On the basis of this work, it is considered that Montesquieu's great contributions to Western thought and the scientific study of human societies are two points. The first is the fact of undertaking the scientific task of describing social reality based on an analytical and positive method, which does not stop at the mere empiricist description of facts, but rather he tries to organize the diversity of data of social reality reducing them to a specific number of types or variables.

In addition to this, it aims to give a sociological response to the diversity of social facts under the idea that there is an order or causality of these facts that is susceptible to be interpreted in a rational. That is, a social phenomenon must have some cause, and that this can be addressed without resorting to mystical or supernatural explanations.

However, his most important legacy is his theory of the separation of powers, which has made him he is considered by many to be one of the forerunners of liberalism, along with figures like John Locke. Although he was not the first to talk about the separation of powers, it should be noted that it was his theory that ended up exerting the most force on this idea, being he seen as the maximum exponent of this question. His thesis would serve as a starting model for the rulers of the eighteenth and nineteenth centuries when drafting constitutions.

The structure presented by Montesquieu is clearly influenced by the British constitutional system, which was relatively new in his time. The political system was divided into three powers, which exercised a brake, counterweight and control of those who exercised such powers. The idea was to prevent the same person from hosting all the functions of the State, since that it would suppose an absolutist regime in which it is difficult to stop the feet of a bad ruler.

Montesquieu attributes legislative power to Parliament, that is, to create laws; to the government the executive power, that is, to exercise political power; and to the courts of justice the judicial, that is to apply the laws and dictate whether they have been complied with or not.

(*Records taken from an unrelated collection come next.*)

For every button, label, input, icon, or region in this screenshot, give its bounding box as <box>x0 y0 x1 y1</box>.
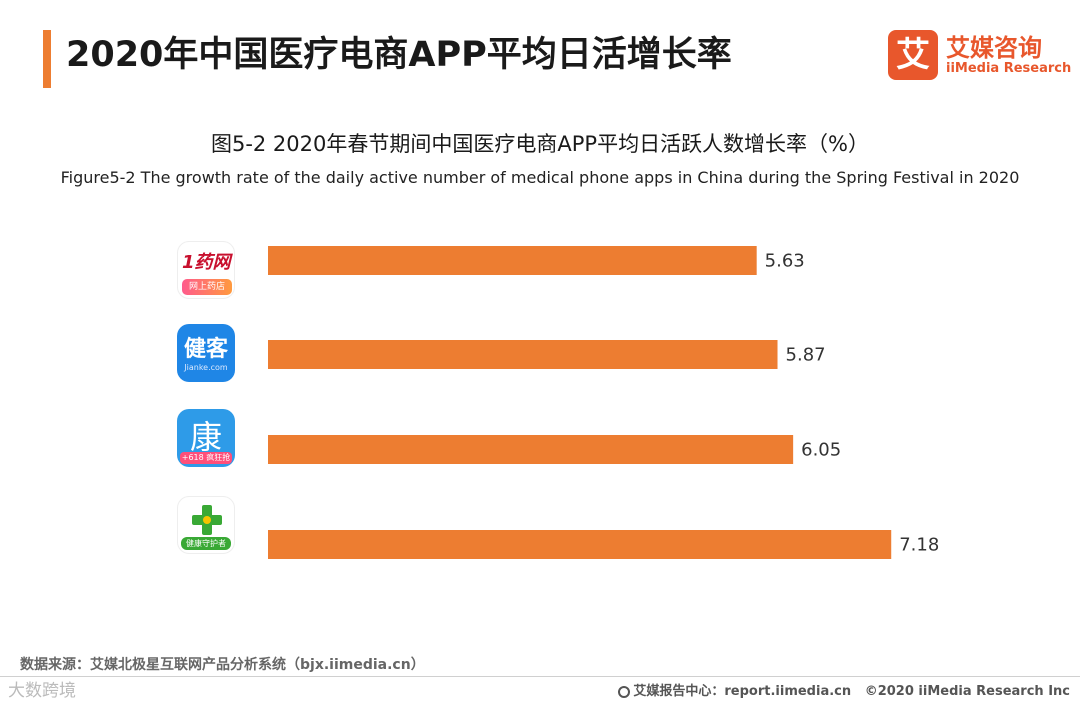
kang-logo-text: 康 <box>189 418 222 456</box>
1yaowang-logo-text: 1药网 <box>182 252 231 273</box>
jianke-app-icon: 健客 Jianke.com <box>177 324 235 382</box>
bar-value-label-4: 7.18 <box>899 535 939 556</box>
title-accent-bar <box>43 30 51 88</box>
chart-title: 图5-2 2020年春节期间中国医疗电商APP平均日活跃人数增长率（%） <box>210 132 870 156</box>
watermark: 大数跨境 <box>8 681 76 701</box>
kang-app-icon: 康 +618 疯狂抢 <box>177 409 235 467</box>
bar-3 <box>268 435 794 464</box>
kang-badge: +618 疯狂抢 <box>180 452 232 464</box>
health-guardian-app-icon: 健康守护者 <box>177 496 235 554</box>
brand-name-cn: 艾媒咨询 <box>946 34 1042 62</box>
bar-chart: 5.63 5.87 6.05 7.18 <box>268 246 939 559</box>
bar-value-label-1: 5.63 <box>765 251 805 272</box>
bar-4 <box>268 530 892 559</box>
globe-icon <box>618 686 631 698</box>
footer-credits: 艾媒报告中心：report.iimedia.cn ©2020 iiMedia R… <box>618 680 1070 699</box>
jianke-logo-text: 健客 <box>183 337 228 362</box>
copyright: ©2020 iiMedia Research Inc <box>864 684 1070 699</box>
bar-value-label-3: 6.05 <box>801 440 841 461</box>
yellow-dot <box>203 516 211 524</box>
chart-subtitle: Figure5-2 The growth rate of the daily a… <box>60 168 1020 187</box>
iimedia-logo-icon: 艾 <box>888 30 938 80</box>
1yaowang-app-icon: 1药网 网上药店 <box>177 241 235 299</box>
1yaowang-badge: 网上药店 <box>182 279 232 295</box>
brand-logo: 艾 艾媒咨询 iiMedia Research <box>888 30 1071 82</box>
health-guardian-badge: 健康守护者 <box>181 537 231 550</box>
bar-value-label-2: 5.87 <box>786 345 826 366</box>
report-center-link[interactable]: 艾媒报告中心：report.iimedia.cn <box>633 684 852 699</box>
footer-divider <box>0 676 1080 677</box>
bar-1 <box>268 246 757 275</box>
data-source: 数据来源：艾媒北极星互联网产品分析系统（bjx.iimedia.cn） <box>20 657 425 673</box>
brand-name-en: iiMedia Research <box>946 61 1072 76</box>
jianke-domain-text: Jianke.com <box>184 363 228 372</box>
page-title: 2020年中国医疗电商APP平均日活增长率 <box>66 35 732 75</box>
bar-2 <box>268 340 778 369</box>
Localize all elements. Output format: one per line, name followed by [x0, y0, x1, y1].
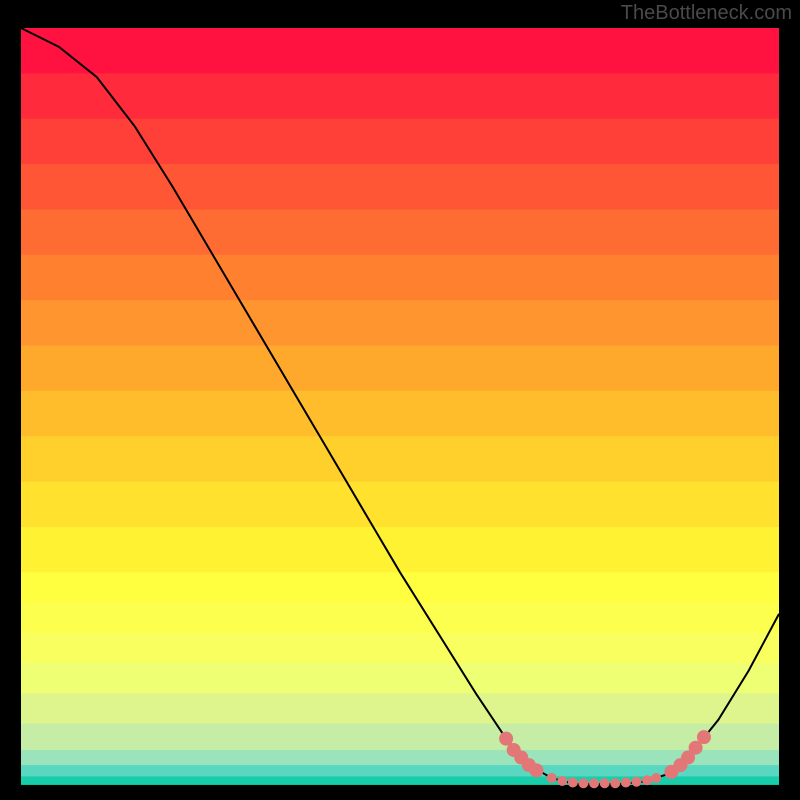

It is through these three separate powers that abuses are prevented from abuses by Parliament, Government and Courts, which would make people less free in the country that, precisely, should grant them freedoms, protection, rights and obligations.

Bibliographic references:

  • Althusser, Louis (1979). Montesquieu. Politics and history. Barcelona: Ariel.
  • Spurlin, Paul M (1941) Montesquieu in America, 1760-1801. Baton Rouge: Louisiana State University Press.